Anders ist es bei der gesetzlichen Unfallversicherung. Sie zahlt eine Verletztenrente an diejenigen, die durch einen Arbeits- oder Wegeunfall oder eine Berufskrankheit einen dauerhaften Schaden erlitten haben. Voraussetzung: Die Erwerbsfähigkeit ist um mindestens 20 Prozent gemindert und besteht über die 26. Woche nach dem Unfall hinaus.
Die Verletztenrente wird danach berechnet, wie stark die Erwerbsfähigkeit gemindert ist. Es kann also eine Voll- oder eine Teilrente geben. Die Höhe richtet sich nach dem Einkommen, welches im Jahr vor dem Unfall erzielt wurde.

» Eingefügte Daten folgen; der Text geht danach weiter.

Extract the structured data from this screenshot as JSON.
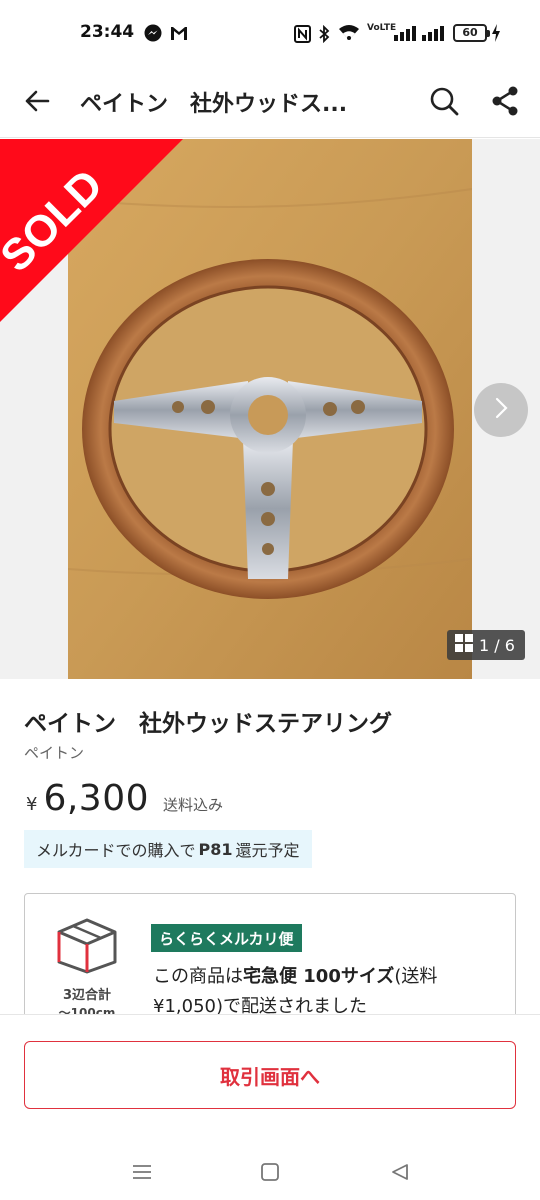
{
  "status_bar": {
    "time": "23:44",
    "network_label": "VoLTE",
    "battery": "60"
  },
  "app_bar": {
    "title": "ペイトン　社外ウッドス..."
  },
  "photo": {
    "sold_label": "SOLD",
    "counter": "1 / 6"
  },
  "item": {
    "name": "ペイトン　社外ウッドステアリング",
    "brand": "ペイトン",
    "currency": "¥",
    "price": "6,300",
    "shipping_included": "送料込み"
  },
  "points": {
    "before": "メルカードでの購入で",
    "points": "P81",
    "after": "還元予定"
  },
  "shipping": {
    "box_label": "3辺合計",
    "box_sub": "〜100cm",
    "badge": "らくらくメルカリ便",
    "text_1": "この商品は",
    "method_bold": "宅急便 100サイズ",
    "text_2": "(送料¥1,050)で配送されました"
  },
  "bottom": {
    "trade_button": "取引画面へ"
  },
  "colors": {
    "accent_red": "#e0313e",
    "sold_red": "#ff0a1a",
    "badge_green": "#1e7a5e",
    "points_bg": "#e7f6fc"
  },
  "icons": [
    "back-arrow-icon",
    "search-icon",
    "share-icon",
    "chevron-right-icon",
    "grid-icon",
    "box-icon",
    "menu-icon",
    "home-square-icon",
    "back-triangle-icon"
  ]
}
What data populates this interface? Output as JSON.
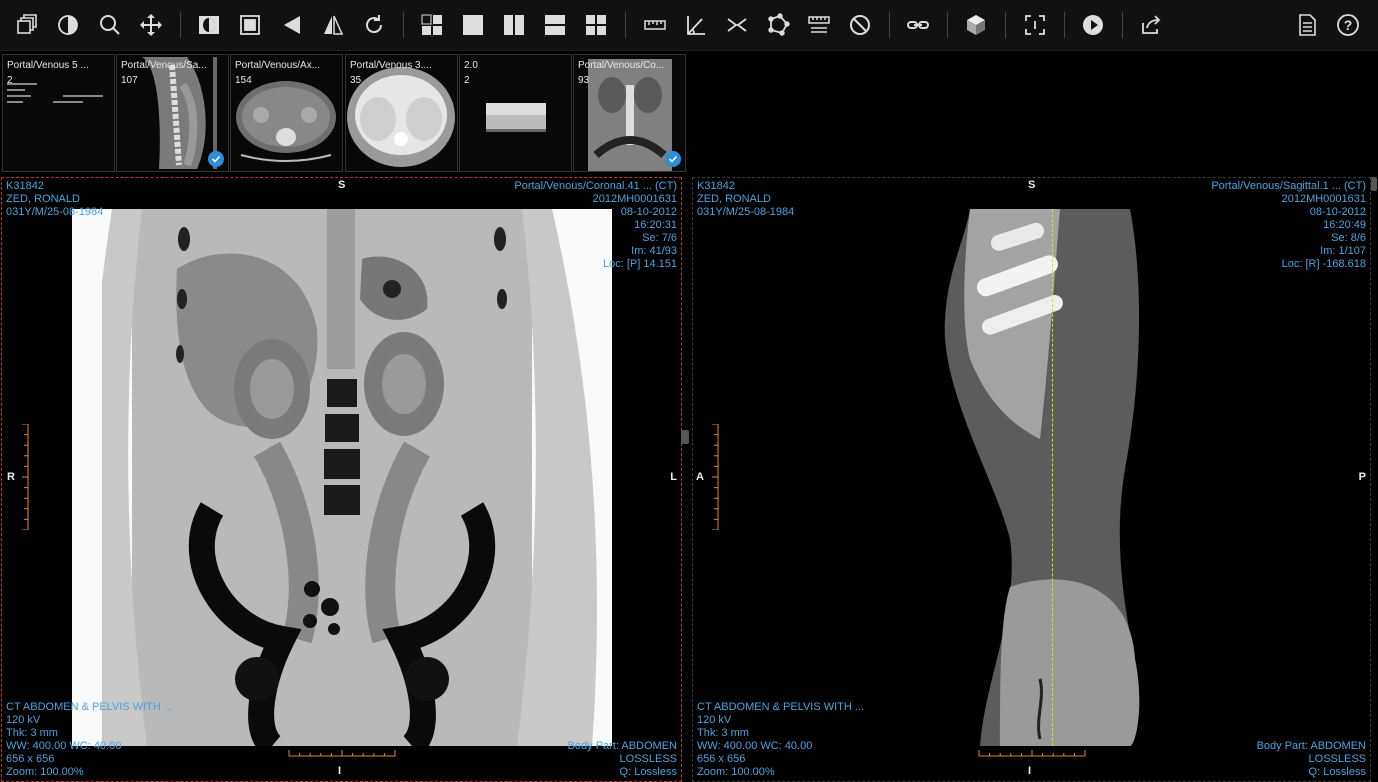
{
  "toolbar": {
    "icons": [
      "series-icon",
      "contrast-icon",
      "zoom-icon",
      "pan-icon",
      "invert-icon",
      "fit-icon",
      "flip-horizontal-icon",
      "flip-vertical-icon",
      "rotate-icon",
      "layout-grid-icon",
      "layout-1x1-icon",
      "layout-1x2-icon",
      "layout-2x1-icon",
      "layout-2x2-icon",
      "ruler-icon",
      "angle-icon",
      "cobb-angle-icon",
      "roi-icon",
      "calibrate-icon",
      "clear-icon",
      "link-icon",
      "3d-cube-icon",
      "crosshair-icon",
      "cine-play-icon",
      "share-icon",
      "report-icon",
      "help-icon"
    ]
  },
  "thumbnails": [
    {
      "title": "Portal/Venous 5 ...",
      "count": "2",
      "checked": false
    },
    {
      "title": "Portal/Venous/Sa...",
      "count": "107",
      "checked": true
    },
    {
      "title": "Portal/Venous/Ax...",
      "count": "154",
      "checked": false
    },
    {
      "title": "Portal/Venous 3....",
      "count": "35",
      "checked": false
    },
    {
      "title": "2.0",
      "count": "2",
      "checked": false
    },
    {
      "title": "Portal/Venous/Co...",
      "count": "93",
      "checked": true
    }
  ],
  "left_viewport": {
    "top_left": [
      "K31842",
      "ZED, RONALD",
      "031Y/M/25-08-1984"
    ],
    "top_right": [
      "Portal/Venous/Coronal.41 ... (CT)",
      "2012MH0001631",
      "08-10-2012",
      "16:20:31",
      "Se: 7/6",
      "Im: 41/93",
      "Loc: [P] 14.151"
    ],
    "bottom_left": [
      "CT ABDOMEN & PELVIS WITH ...",
      "120 kV",
      "Thk: 3 mm",
      "WW: 400.00 WC: 40.00",
      "656 x 656",
      "Zoom: 100.00%"
    ],
    "bottom_right": [
      "Body Part: ABDOMEN",
      "LOSSLESS",
      "Q: Lossless"
    ],
    "orient": {
      "top": "S",
      "bottom": "I",
      "left": "R",
      "right": "L"
    }
  },
  "right_viewport": {
    "top_left": [
      "K31842",
      "ZED, RONALD",
      "031Y/M/25-08-1984"
    ],
    "top_right": [
      "Portal/Venous/Sagittal.1 ... (CT)",
      "2012MH0001631",
      "08-10-2012",
      "16:20:49",
      "Se: 8/6",
      "Im: 1/107",
      "Loc: [R] -168.618"
    ],
    "bottom_left": [
      "CT ABDOMEN & PELVIS WITH ...",
      "120 kV",
      "Thk: 3 mm",
      "WW: 400.00 WC: 40.00",
      "656 x 656",
      "Zoom: 100.00%"
    ],
    "bottom_right": [
      "Body Part: ABDOMEN",
      "LOSSLESS",
      "Q: Lossless"
    ],
    "orient": {
      "top": "S",
      "bottom": "I",
      "left": "A",
      "right": "P"
    }
  },
  "colors": {
    "overlay_text": "#4aa3df",
    "active_border": "#c0342f",
    "scale_bar": "#e08a2a",
    "reference_line": "#e6e000",
    "check_badge": "#2a8fd6"
  }
}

Die Verletztenrente muss man nicht beantragen. Der Versicherungsträger muss von sich aus prüfen, ob die Voraussetzungen erfüllt sind. Wenn hier vom Arbeitsunfall die Rede ist, dann sind damit selbstverständlich auch die Unfälle von Kindern, Schülern und Studenten in Kindertageseinrichtungen, Schulen und Hochschulen eingeschlossen, für die ja auch ein gesetzlicher Unfallschutz besteht. Da sie üblicherweise kein Arbeitseinkommen erzielen, wird ihre Verletztenrente nach einem fiktiven Einkommen berechnet.